Маша покачала головой и не ответила.

– А режиссер? Разве плохие фильмы я снял? – Выпытывал Дед.

– Сам-то как думаешь?

– Нет, я тебя спрашиваю.

– Зачем тебе знать мое мнение?

– Ну, уж, дорогая моя, заикнулась, так говори. Между прочим, на киностудии хвалили. Профессиональные критики, замечу. А ты, что ты понимаешь?

– Я зритель. Если угодно «кинозритель», которых ты презираешь.

– Ну, ну, – Дед хмыкнул, – видал я таких кинозрителей. И кинозрительниц.

– Успокойся. Фильмы совсем неплохие. А если посмотреть современную «залипуху» – я про сериалы – и вовсе шедевры.

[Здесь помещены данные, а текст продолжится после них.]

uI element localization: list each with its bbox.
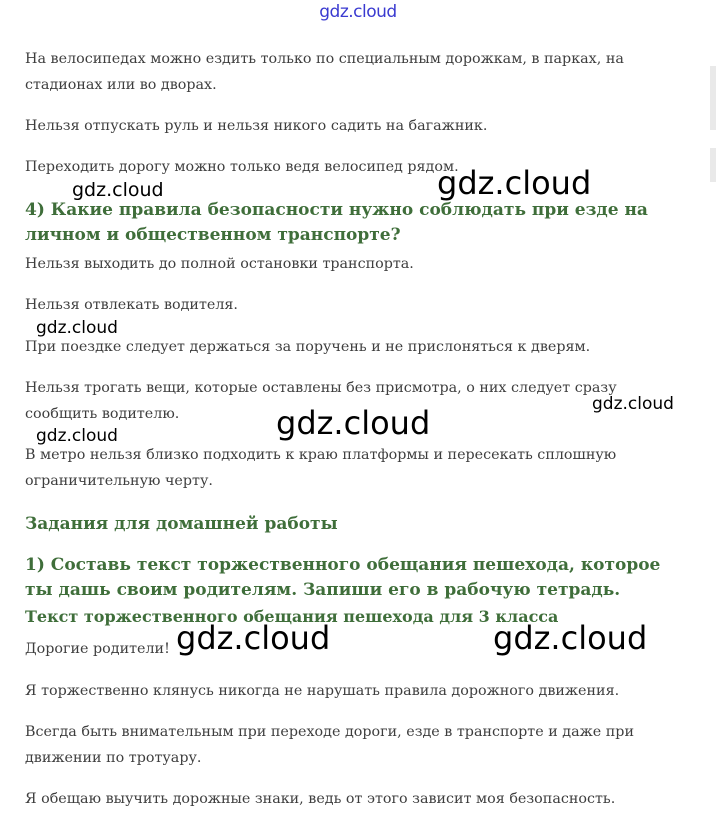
heading-pledge-text: Текст торжественного обещания пешехода для 3 класса: [25, 607, 559, 626]
heading-transport-question: 4) Какие правила безопасности нужно соблюдать при езде на личном и общественном транспорте?: [25, 200, 648, 245]
paragraph-pledge-oath: Я торжественно клянусь никогда не нарушать правила дорожного движения.: [25, 683, 620, 699]
watermark: gdz.cloud: [36, 426, 118, 446]
watermark: gdz.cloud: [437, 164, 592, 202]
watermark: gdz.cloud: [276, 404, 431, 442]
watermark: gdz.cloud: [176, 619, 331, 657]
watermark: gdz.cloud: [36, 318, 118, 338]
paragraph-transport-driver: Нельзя отвлекать водителя.: [25, 297, 238, 313]
paragraph-transport-handrail: При поездке следует держаться за поручень и не прислоняться к дверям.: [25, 339, 591, 355]
site-brand: gdz.cloud: [319, 2, 397, 22]
paragraph-bicycle-paths: На велосипедах можно ездить только по специальным дорожкам, в парках, на стадионах или во дворах.: [25, 51, 624, 93]
watermark: gdz.cloud: [592, 394, 674, 414]
edge-decoration: [710, 66, 716, 130]
watermark: gdz.cloud: [72, 179, 164, 201]
heading-homework-task: 1) Составь текст торжественного обещания пешехода, которое ты дашь своим родителям. Запиши его в рабочую тетрадь.: [25, 555, 661, 600]
paragraph-pledge-signs: Я обещаю выучить дорожные знаки, ведь от этого зависит моя безопасность.: [25, 791, 616, 807]
watermark: gdz.cloud: [493, 619, 648, 657]
paragraph-bicycle-handlebar: Нельзя отпускать руль и нельзя никого садить на багажник.: [25, 118, 488, 134]
paragraph-transport-stop: Нельзя выходить до полной остановки транспорта.: [25, 256, 414, 272]
paragraph-pledge-greeting: Дорогие родители!: [25, 641, 170, 657]
paragraph-pledge-attentive: Всегда быть внимательным при переходе дороги, езде в транспорте и даже при движении по тротуару.: [25, 724, 634, 766]
paragraph-transport-metro: В метро нельзя близко подходить к краю платформы и пересекать сплошную ограничительную черту.: [25, 447, 617, 489]
paragraph-bicycle-crossing: Переходить дорогу можно только ведя велосипед рядом.: [25, 159, 459, 175]
edge-decoration: [710, 148, 716, 182]
paragraph-transport-unattended: Нельзя трогать вещи, которые оставлены без присмотра, о них следует сразу сообщить водителю.: [25, 380, 617, 422]
heading-homework: Задания для домашней работы: [25, 514, 338, 534]
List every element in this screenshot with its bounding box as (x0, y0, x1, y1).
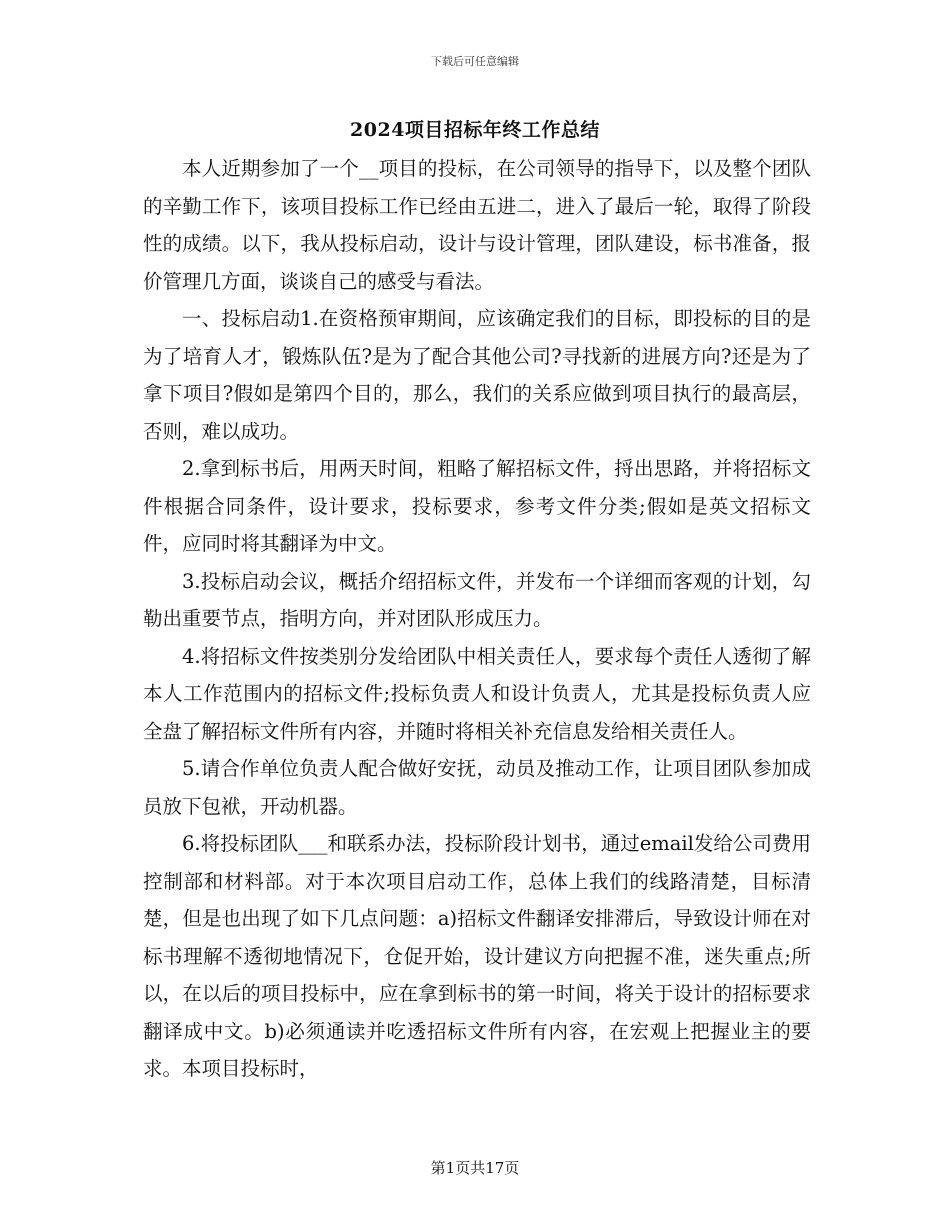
document-title: 2024项目招标年终工作总结 (350, 119, 600, 141)
paragraph: 本人近期参加了一个__项目的投标，在公司领导的指导下，以及整个团队的辛勤工作下，该项目投标工作已经由五进二，进入了最后一轮，取得了阶段性的成绩。以下，我从投标启动，设计与设计管理，团队建设，标书准备，报价管理几方面，谈谈自己的感受与看法。 (143, 157, 811, 293)
paragraph: 2.拿到标书后，用两天时间，粗略了解招标文件，捋出思路，并将招标文件根据合同条件，设计要求，投标要求，参考文件分类;假如是英文招标文件，应同时将其翻译为中文。 (143, 457, 811, 555)
paragraph: 6.将投标团队___和联系办法，投标阶段计划书，通过email发给公司费用控制部和材料部。对于本次项目启动工作，总体上我们的线路清楚，目标清楚，但是也出现了如下几点问题：a)招标文件翻译安排滞后，导致设计师在对标书理解不透彻地情况下，仓促开始，设计建议方向把握不准，迷失重点;所以，在以后的项目投标中，应在拿到标书的第一时间，将关于设计的招标要求翻译成中文。b)必须通读并吃透招标文件所有内容，在宏观上把握业主的要求。本项目投标时， (143, 832, 811, 1080)
paragraph: 5.请合作单位负责人配合做好安抚，动员及推动工作，让项目团队参加成员放下包袱，开动机器。 (143, 757, 811, 818)
document-body (143, 150, 811, 1088)
page-number: 第1页共17页 (430, 1159, 520, 1177)
paragraph: 4.将招标文件按类别分发给团队中相关责任人，要求每个责任人透彻了解本人工作范围内的招标文件;投标负责人和设计负责人，尤其是投标负责人应全盘了解招标文件所有内容，并随时将相关补充信息发给相关责任人。 (143, 644, 811, 743)
paragraph: 一、投标启动1.在资格预审期间，应该确定我们的目标，即投标的目的是为了培育人才，锻炼队伍?是为了配合其他公司?寻找新的进展方向?还是为了拿下项目?假如是第四个目的，那么，我们的关系应做到项目执行的最高层，否则，难以成功。 (143, 307, 811, 443)
header-note: 下载后可任意编辑 (431, 55, 519, 68)
paragraph: 3.投标启动会议，概括介绍招标文件，并发布一个详细而客观的计划，勾勒出重要节点，指明方向，并对团队形成压力。 (143, 569, 811, 630)
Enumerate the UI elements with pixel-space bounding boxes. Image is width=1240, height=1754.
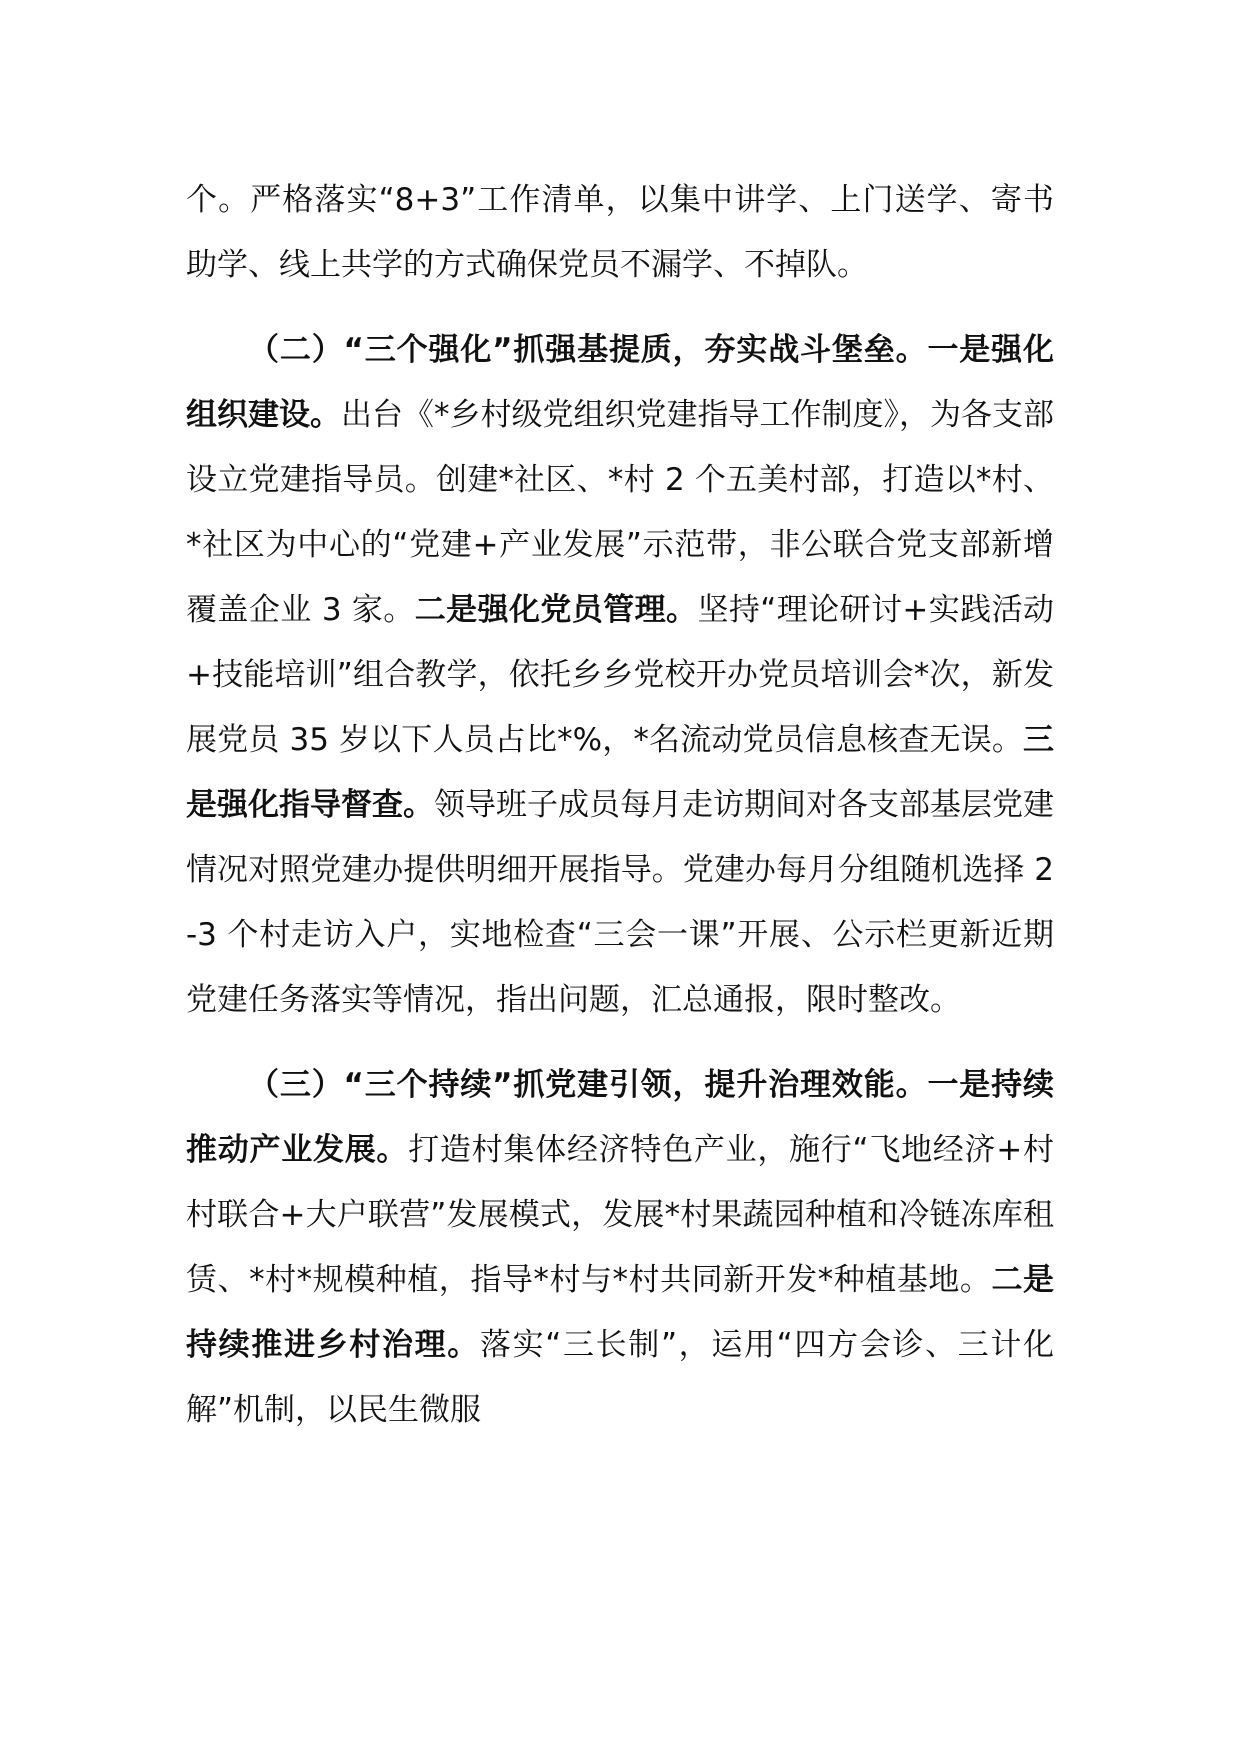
paragraph-section-two <box>186 318 1054 1033</box>
subheading: 二是持续推进乡村治理。 <box>186 1262 1055 1363</box>
section-heading: （三）“三个持续”抓党建引领，提升治理效能。一是持续推动产业发展。 <box>186 1067 1054 1168</box>
subheading: 二是强化党员管理。 <box>414 592 698 628</box>
text-segment: 落实“三长制”，运用“四方会诊、三计化解”机制，以民生微服 <box>186 1327 1054 1428</box>
text-segment: 领导班子成员每月走访期间对各支部基层党建情况对照党建办提供明细开展指导。党建办每月分组随机选择 2-3 个村走访入户，实地检查“三会一课”开展、公示栏更新近期党建任务落实等情况，指出问题，汇总通报，限时整改。 <box>186 787 1054 1018</box>
section-heading: （二）“三个强化”抓强基提质，夯实战斗堡垒。一是强化组织建设。 <box>186 332 1054 433</box>
text-segment: 出台《*乡村级党组织党建指导工作制度》，为各支部设立党建指导员。创建*社区、*村 2 个五美村部，打造以*村、*社区为中心的“党建+产业发展”示范带，非公联合党支部新增覆盖企业 3 家。 <box>186 397 1054 628</box>
text-segment: 个。严格落实“8+3”工作清单，以集中讲学、上门送学、寄书助学、线上共学的方式确保党员不漏学、不掉队。 <box>186 182 1054 283</box>
paragraph-section-three <box>186 1053 1054 1443</box>
text-segment: 坚持“理论研讨+实践活动+技能培训”组合教学，依托乡乡党校开办党员培训会*次，新发展党员 35 岁以下人员占比*%，*名流动党员信息核查无误。 <box>186 592 1054 758</box>
text-segment: 打造村集体经济特色产业，施行“飞地经济+村村联合+大户联营”发展模式，发展*村果蔬园种植和冷链冻库租赁、*村*规模种植，指导*村与*村共同新开发*种植基地。 <box>186 1132 1055 1298</box>
subheading: 三是强化指导督查。 <box>186 722 1054 823</box>
document-body <box>186 168 1054 1443</box>
paragraph-continuation <box>186 168 1054 298</box>
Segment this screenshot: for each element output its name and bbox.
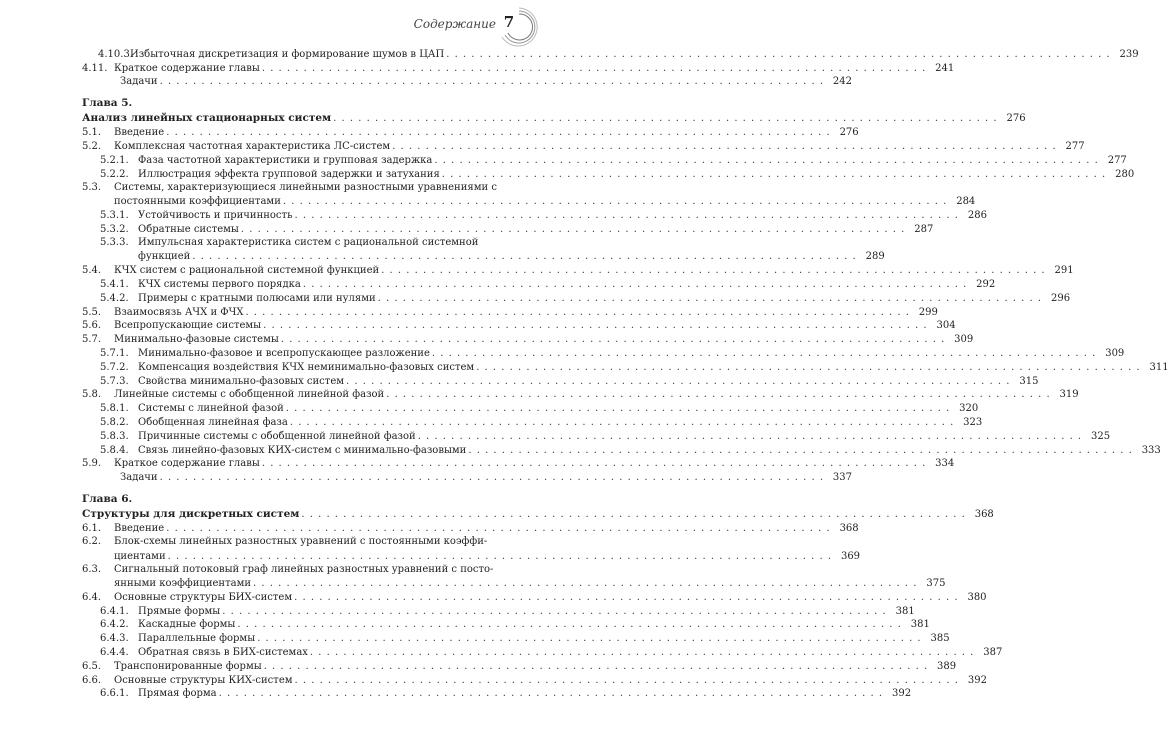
toc-entry[interactable] (82, 631, 950, 645)
running-head-title: Содержание (413, 17, 496, 31)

Так что ты счастливый; тебя не будет, а картины останутся, пусть не гениальные, но их показывают.

– Показывают, – саркастически протянул Михаил Трофимович, – ты спроси, кто знает мою фамилию. Публика? Не смеши. Я не распиарен, как Михалков, не гениален, как Бондарчук.

– А мог быть на слуху и тусоваться в одной помойке с сериальщиками. Их знают все, тебя – никто.

– Кого знают? – засмеялся он. – Разве что актеров. Их и должны знать, они публичные люди. А кому нужен средний режиссер?

– Никому, – тихо ответила Маша, – только такой дуре, как я.

К сердцу Михаила Трофимовича прилил жар. Снова и снова он вспоминал фразу жены, всякий раз лишаясь покоя. На мгновение стало жаль супругу. Может, прогнать? Молода еще. Состарится вместе со мной. И отвечал сам себе:

– А как же я? Старому человеку нельзя одному.

Дед судорожно вздохнул и нащупал пульс. Ритм сердца был неровным.